Introduction: Medulloblastoma is one of the most frequent, violent, invasive, malignant embryonal tumor of the posterior fossa with a partisan demonstration in children. Of 2200 children diagnosed with a brain tumor in the United States, medulloblastoma accounts for 22% of all childhood primary tumors

Objectives: Current study aims to use a retrospectively collected data registry of the surgically treated cases of medulloblastoma to clarify the relative frequencies in our setup over a period of 15–years.

Methods: This retrospective study was conducted under approval by the institutional ethical committee. Institutional patient database of 82–patients who underwent surgical intervention by the Department of Neurosurgery in a single referral center – King Hussein medical center–over a fifteen–year period from January 2002 to January 2017 scrutinized. The clinical diagnosis was confirmed by radiological studies and histopathological reports in all patients. Patients with age ranging from neonate to 18 years were included in the study.

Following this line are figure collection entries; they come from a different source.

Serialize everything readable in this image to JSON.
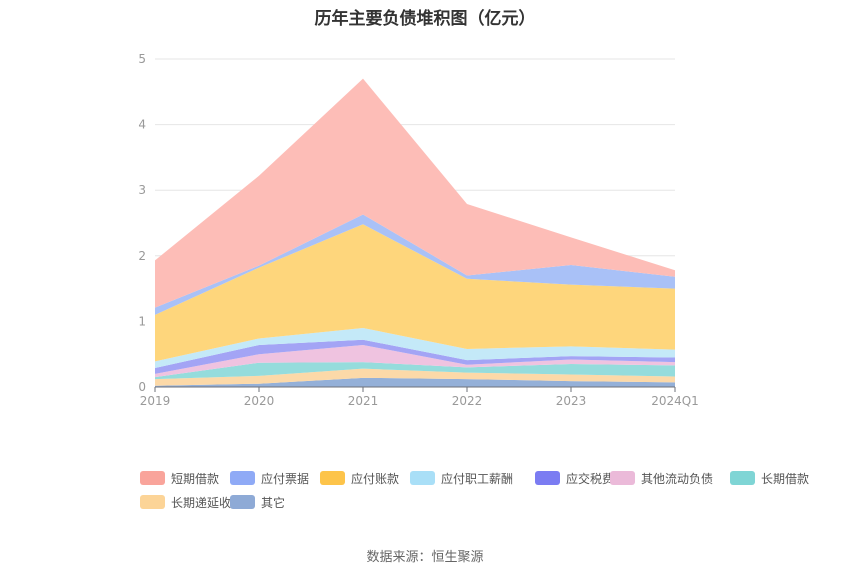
{
  "title": "历年主要负债堆积图（亿元）",
  "source": "数据来源：恒生聚源",
  "chart_data": {
    "type": "area",
    "stacked": true,
    "x": [
      "2019",
      "2020",
      "2021",
      "2022",
      "2023",
      "2024Q1"
    ],
    "ylim": [
      0,
      5
    ],
    "yticks": [
      0,
      1,
      2,
      3,
      4,
      5
    ],
    "grid": true,
    "legend_position": "bottom",
    "series": [
      {
        "name": "其它",
        "color": "#94b0d8",
        "values": [
          0.02,
          0.05,
          0.14,
          0.12,
          0.09,
          0.07
        ]
      },
      {
        "name": "长期递延收益",
        "color": "#fcd9a8",
        "values": [
          0.1,
          0.12,
          0.14,
          0.1,
          0.1,
          0.09
        ]
      },
      {
        "name": "长期借款",
        "color": "#95dcdc",
        "values": [
          0.03,
          0.2,
          0.1,
          0.08,
          0.16,
          0.17
        ]
      },
      {
        "name": "其他流动负债",
        "color": "#efc3e0",
        "values": [
          0.05,
          0.13,
          0.26,
          0.04,
          0.07,
          0.05
        ]
      },
      {
        "name": "应交税费",
        "color": "#a3a4f5",
        "values": [
          0.09,
          0.14,
          0.08,
          0.07,
          0.05,
          0.07
        ]
      },
      {
        "name": "应付职工薪酬",
        "color": "#c4e9f8",
        "values": [
          0.1,
          0.1,
          0.18,
          0.17,
          0.15,
          0.12
        ]
      },
      {
        "name": "应付账款",
        "color": "#fed67c",
        "values": [
          0.71,
          1.08,
          1.58,
          1.07,
          0.94,
          0.93
        ]
      },
      {
        "name": "应付票据",
        "color": "#a9c1f7",
        "values": [
          0.11,
          0.03,
          0.15,
          0.05,
          0.3,
          0.18
        ]
      },
      {
        "name": "短期借款",
        "color": "#fdbdb7",
        "values": [
          0.72,
          1.37,
          2.07,
          1.09,
          0.42,
          0.1
        ]
      }
    ],
    "legend": [
      {
        "name": "短期借款",
        "color": "#f9a49b"
      },
      {
        "name": "应付票据",
        "color": "#8faaf6"
      },
      {
        "name": "应付账款",
        "color": "#fdc44a"
      },
      {
        "name": "应付职工薪酬",
        "color": "#a9dff7"
      },
      {
        "name": "应交税费",
        "color": "#7b7cf2"
      },
      {
        "name": "其他流动负债",
        "color": "#ebbad9"
      },
      {
        "name": "长期借款",
        "color": "#7fd5d5"
      },
      {
        "name": "长期递延收益",
        "color": "#fcd497"
      },
      {
        "name": "其它",
        "color": "#8eaad6"
      }
    ]
  }
}
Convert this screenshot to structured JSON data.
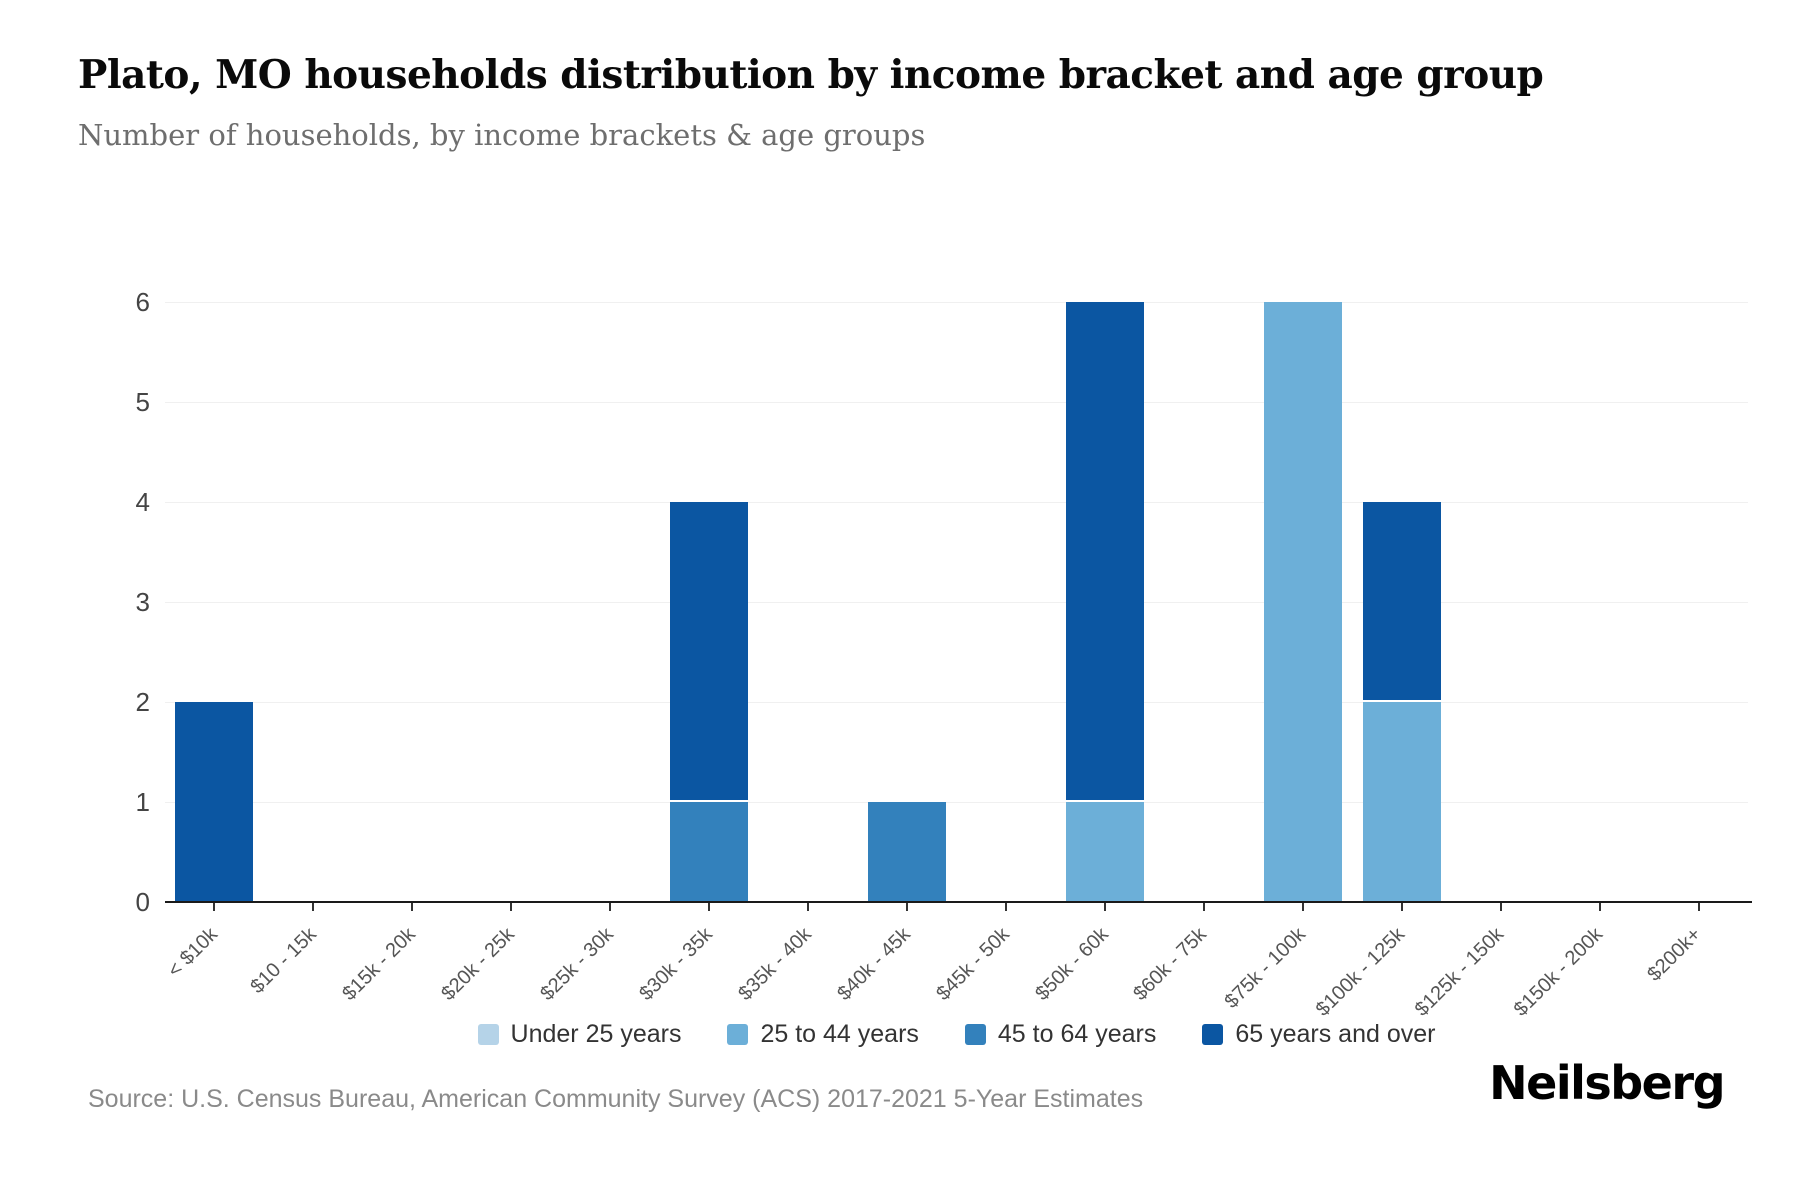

Results: Of the total population consisted of 82–patients, 34 were females and 48 were, 17.1% of medulloblastomas were in children 1–4 years, 39.02% in the 5–9 years, 35.4 % was in 10–14 age group, while 8.53% in older children (14–18 years). Headache and recurrent vomiting were the most common presenting symptoms. Cerebellar ataxic gait was the most common manner of presentation in children younger than 14 years. Drop Mets were present in approximately 29.3% of patients at time of diagnosis. Dilated ventricular system revealed in 57–cases at the time of diagnosis. Symptomatic hydrocephalus was evident in 29–cases as primary presentation, Pre–operative ventriculo–peritoneal shunt inserted in 18–cases, while 22–cases underwent ETV, the reset underwent primary tumor resection. Post tumor resection 16–cases needed shunt procedures. All patients above 4–year old were sent to radiotherapy. Cerebellar mutism syndrome observed in 18– patients. In total, eleven patients underwent a second operation–resection.

Conclusion: Medulloblastoma considered one of the most devastating illnesses, predominantly showing up in children with peak incidence in the first decade, clinical presentation is insidious. Management of medulloblastoma include surgery, adjuvant radiation therapy and/ or chemotherapy.  Recent advances in imaging modalities and treatment options and molecular fields, have conveyed about a great improvement in survival in these patients, with recurrence rates relatively low due to a feasible gross total excision and relatively longer survival rate.